I use SpamAssassin for a while now and must say it really is an extremely fine piece of software. I have a question about sa-learn. I run SA on a mail gateway. I intend to write a shell script that enables me to send an email to the mail gateway with a command, e.g. 'learn' and the text of the spam mail copy-pasted to the body of the mail. What exactly does SA learn? Does it learn what's in the body only or also the header contents?
Both body and header are broken down into "tokens" and those tokens are learned individualy.
In body text, a token is usually just a word. In headers, it gets a little more comlicated.

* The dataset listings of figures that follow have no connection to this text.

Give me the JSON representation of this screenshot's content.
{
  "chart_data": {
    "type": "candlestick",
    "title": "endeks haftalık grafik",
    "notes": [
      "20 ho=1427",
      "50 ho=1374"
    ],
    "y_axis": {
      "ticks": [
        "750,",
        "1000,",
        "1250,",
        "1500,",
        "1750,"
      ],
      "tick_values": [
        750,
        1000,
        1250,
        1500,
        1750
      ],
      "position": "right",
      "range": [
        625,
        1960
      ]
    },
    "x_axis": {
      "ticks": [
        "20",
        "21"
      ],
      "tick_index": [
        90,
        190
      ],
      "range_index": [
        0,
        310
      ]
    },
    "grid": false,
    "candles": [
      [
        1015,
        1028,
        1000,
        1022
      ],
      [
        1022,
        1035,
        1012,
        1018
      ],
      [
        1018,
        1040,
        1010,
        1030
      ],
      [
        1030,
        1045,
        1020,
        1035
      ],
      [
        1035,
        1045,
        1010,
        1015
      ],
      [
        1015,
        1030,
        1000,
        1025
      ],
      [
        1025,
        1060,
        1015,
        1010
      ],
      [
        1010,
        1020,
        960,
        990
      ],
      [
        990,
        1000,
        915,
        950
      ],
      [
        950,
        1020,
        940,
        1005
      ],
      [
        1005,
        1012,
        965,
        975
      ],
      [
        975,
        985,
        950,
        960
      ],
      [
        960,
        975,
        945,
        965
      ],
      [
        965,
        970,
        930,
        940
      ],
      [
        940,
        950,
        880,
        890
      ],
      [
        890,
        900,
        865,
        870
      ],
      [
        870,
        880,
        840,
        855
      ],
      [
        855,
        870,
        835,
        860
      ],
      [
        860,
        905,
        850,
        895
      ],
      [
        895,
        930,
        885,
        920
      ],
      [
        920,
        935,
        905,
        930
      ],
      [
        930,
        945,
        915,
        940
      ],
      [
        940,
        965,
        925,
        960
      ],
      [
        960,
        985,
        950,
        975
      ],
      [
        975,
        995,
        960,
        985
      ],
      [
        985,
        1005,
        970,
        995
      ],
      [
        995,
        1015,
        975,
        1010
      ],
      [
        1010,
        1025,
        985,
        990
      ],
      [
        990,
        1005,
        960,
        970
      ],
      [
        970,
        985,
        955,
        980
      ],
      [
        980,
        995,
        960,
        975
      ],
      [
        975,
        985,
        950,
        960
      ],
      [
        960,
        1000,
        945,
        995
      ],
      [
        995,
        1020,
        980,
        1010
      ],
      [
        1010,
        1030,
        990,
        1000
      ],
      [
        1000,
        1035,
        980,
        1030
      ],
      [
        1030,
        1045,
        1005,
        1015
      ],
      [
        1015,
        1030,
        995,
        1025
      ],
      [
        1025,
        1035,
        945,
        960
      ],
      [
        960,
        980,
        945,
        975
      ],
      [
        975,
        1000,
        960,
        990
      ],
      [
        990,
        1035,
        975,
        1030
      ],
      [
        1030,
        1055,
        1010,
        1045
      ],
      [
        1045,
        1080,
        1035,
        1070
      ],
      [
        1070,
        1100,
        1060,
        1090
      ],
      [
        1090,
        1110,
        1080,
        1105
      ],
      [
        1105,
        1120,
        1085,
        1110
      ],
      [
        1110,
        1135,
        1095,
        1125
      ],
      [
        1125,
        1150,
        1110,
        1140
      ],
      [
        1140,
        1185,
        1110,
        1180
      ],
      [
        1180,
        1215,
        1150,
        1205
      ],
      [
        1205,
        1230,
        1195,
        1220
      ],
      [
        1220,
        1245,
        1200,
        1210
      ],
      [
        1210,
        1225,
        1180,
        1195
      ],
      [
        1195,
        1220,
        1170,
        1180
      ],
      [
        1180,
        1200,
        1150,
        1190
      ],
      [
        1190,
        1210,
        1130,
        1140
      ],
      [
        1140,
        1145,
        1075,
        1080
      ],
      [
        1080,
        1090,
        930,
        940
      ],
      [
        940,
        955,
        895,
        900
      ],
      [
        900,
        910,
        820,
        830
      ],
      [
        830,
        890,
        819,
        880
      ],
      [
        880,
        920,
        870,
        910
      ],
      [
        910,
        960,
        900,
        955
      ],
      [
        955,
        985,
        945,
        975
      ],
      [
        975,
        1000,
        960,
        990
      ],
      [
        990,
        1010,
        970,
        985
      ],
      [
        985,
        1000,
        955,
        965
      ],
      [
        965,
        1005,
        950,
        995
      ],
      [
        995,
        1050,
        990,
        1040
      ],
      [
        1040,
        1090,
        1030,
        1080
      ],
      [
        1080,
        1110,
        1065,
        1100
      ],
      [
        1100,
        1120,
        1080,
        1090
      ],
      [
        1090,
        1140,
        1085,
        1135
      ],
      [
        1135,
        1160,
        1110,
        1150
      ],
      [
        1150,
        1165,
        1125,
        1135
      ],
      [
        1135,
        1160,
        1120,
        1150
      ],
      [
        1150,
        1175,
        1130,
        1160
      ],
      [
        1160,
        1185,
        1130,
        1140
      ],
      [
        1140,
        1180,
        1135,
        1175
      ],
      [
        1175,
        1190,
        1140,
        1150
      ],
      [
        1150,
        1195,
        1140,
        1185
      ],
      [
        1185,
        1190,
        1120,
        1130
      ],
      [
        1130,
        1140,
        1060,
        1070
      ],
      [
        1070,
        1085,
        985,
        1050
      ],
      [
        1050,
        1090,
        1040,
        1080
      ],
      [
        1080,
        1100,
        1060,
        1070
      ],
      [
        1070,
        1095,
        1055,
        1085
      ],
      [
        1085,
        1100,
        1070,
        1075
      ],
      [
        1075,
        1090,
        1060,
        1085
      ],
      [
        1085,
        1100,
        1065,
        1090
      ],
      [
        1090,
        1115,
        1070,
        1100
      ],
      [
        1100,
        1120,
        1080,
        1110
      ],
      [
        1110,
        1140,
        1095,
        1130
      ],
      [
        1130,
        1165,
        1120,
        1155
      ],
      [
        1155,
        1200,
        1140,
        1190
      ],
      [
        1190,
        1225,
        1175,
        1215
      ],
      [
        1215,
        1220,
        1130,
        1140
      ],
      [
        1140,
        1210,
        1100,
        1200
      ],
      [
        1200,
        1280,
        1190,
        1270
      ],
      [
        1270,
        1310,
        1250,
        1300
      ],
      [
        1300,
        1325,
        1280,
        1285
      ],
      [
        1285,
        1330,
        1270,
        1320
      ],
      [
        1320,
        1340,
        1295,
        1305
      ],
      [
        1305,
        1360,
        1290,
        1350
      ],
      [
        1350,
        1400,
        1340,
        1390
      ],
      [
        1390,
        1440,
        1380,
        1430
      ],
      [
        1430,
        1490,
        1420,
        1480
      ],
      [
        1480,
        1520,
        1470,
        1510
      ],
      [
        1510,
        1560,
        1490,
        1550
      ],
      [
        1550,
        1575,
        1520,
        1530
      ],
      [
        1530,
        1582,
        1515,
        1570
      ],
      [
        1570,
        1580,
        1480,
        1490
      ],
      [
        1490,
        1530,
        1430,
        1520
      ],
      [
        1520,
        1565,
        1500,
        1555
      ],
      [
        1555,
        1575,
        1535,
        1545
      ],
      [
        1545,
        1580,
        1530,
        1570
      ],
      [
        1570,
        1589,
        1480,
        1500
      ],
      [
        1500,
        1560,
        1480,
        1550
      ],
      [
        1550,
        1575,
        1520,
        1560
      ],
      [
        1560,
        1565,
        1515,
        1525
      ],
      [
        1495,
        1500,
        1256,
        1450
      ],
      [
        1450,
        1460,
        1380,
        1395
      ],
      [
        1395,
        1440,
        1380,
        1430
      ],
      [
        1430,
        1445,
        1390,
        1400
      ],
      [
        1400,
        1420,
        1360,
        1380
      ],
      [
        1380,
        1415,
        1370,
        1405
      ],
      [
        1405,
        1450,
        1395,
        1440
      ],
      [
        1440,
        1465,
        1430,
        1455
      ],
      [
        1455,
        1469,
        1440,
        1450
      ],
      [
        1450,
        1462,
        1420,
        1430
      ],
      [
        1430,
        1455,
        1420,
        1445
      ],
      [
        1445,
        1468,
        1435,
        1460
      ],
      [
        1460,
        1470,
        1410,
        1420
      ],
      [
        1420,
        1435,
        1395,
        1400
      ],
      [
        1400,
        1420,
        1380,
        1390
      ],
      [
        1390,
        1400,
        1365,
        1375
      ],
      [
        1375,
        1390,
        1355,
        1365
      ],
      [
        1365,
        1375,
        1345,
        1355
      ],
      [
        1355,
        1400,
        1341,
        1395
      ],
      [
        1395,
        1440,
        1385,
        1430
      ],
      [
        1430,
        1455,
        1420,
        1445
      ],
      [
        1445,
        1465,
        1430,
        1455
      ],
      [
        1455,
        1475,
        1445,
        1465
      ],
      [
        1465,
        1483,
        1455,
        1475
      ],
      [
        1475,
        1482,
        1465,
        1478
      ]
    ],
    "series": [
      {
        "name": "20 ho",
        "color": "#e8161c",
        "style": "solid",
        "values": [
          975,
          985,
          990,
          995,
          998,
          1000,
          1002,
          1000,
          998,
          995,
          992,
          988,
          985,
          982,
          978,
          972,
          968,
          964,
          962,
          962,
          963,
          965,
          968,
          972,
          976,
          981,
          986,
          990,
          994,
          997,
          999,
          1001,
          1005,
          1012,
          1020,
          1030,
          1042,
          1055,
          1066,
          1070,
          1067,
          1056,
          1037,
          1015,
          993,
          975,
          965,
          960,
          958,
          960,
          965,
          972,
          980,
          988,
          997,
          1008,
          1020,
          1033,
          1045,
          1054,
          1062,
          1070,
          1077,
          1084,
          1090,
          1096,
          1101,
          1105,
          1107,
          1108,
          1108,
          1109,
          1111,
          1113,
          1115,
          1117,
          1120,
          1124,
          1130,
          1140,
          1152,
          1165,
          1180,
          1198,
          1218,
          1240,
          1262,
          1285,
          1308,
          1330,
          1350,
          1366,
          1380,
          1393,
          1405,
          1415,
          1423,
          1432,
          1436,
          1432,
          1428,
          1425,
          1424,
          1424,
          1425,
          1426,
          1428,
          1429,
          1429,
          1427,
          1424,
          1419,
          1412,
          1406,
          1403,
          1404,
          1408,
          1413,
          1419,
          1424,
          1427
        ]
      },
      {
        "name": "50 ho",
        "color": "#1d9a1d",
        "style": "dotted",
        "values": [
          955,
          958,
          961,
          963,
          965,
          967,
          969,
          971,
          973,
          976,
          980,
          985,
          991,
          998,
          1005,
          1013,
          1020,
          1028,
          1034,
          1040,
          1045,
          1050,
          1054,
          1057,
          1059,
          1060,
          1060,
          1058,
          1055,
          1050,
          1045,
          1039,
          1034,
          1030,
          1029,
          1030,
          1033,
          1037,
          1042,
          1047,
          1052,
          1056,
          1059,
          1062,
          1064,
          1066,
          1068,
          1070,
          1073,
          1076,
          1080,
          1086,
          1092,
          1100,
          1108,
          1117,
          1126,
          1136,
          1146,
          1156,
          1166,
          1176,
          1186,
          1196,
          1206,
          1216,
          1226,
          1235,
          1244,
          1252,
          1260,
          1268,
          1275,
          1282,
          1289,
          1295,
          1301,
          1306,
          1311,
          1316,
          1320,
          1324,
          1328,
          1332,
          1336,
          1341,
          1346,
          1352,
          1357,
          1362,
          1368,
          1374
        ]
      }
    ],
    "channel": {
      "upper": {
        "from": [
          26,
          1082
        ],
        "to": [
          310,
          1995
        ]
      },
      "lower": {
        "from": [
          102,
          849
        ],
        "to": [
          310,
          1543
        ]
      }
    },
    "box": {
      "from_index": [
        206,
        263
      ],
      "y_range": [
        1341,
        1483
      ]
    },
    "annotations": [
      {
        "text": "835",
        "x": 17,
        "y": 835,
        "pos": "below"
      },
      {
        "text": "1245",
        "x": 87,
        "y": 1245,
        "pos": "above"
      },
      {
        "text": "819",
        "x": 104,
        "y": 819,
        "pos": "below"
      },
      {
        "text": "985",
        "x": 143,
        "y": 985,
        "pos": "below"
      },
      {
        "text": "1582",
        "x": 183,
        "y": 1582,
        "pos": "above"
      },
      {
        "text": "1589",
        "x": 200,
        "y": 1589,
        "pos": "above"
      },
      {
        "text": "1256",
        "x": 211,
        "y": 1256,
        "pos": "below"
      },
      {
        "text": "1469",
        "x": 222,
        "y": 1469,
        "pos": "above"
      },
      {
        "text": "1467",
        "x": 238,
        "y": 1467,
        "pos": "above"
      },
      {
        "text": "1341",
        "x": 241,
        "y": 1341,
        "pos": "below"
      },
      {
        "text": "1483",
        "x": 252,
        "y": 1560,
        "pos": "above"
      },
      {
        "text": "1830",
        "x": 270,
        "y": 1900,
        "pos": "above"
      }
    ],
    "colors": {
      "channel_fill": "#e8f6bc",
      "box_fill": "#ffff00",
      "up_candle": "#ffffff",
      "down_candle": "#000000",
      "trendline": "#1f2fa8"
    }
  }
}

SA 2.6 stores the tokens in a way you can dump them in human readable form. 3.0 stores SHA hashes of those tokens for privacy and speed reasons...
Some example header tokens dumped from 2.6x from would be: 0.978 2 0 1108156490 N:H*M:NNANNNN
Which matches a message-id header (H means header token, *M: is shorthand for Message-Id.). It is looking for one that contains 2 numbers, the letter 'A' and 4 numbers.
The first number is the "spam probability" of the token.. in this case, 97.8%.. The 2 is the number of times it was seen in learned spam, and 0 is the number of times seen in learned ham.
Some header tokens don't have any of the fancy encoding, and are more readable: 0.958 1 0 1108285937 HLocation:battelle
Which looks for a "Location:" header containing "battelle"
A sample body token would be: 0.018 36 90 1108415529 minimize
Body tokens can also use some of the same "N = number" encodings as headers, but you get the idea..
SA 3.x uses the same tokens, but dumps them into SHA1, so you just get numeric gibberish. You can't tell what the token is, but you can tell if another token is the same.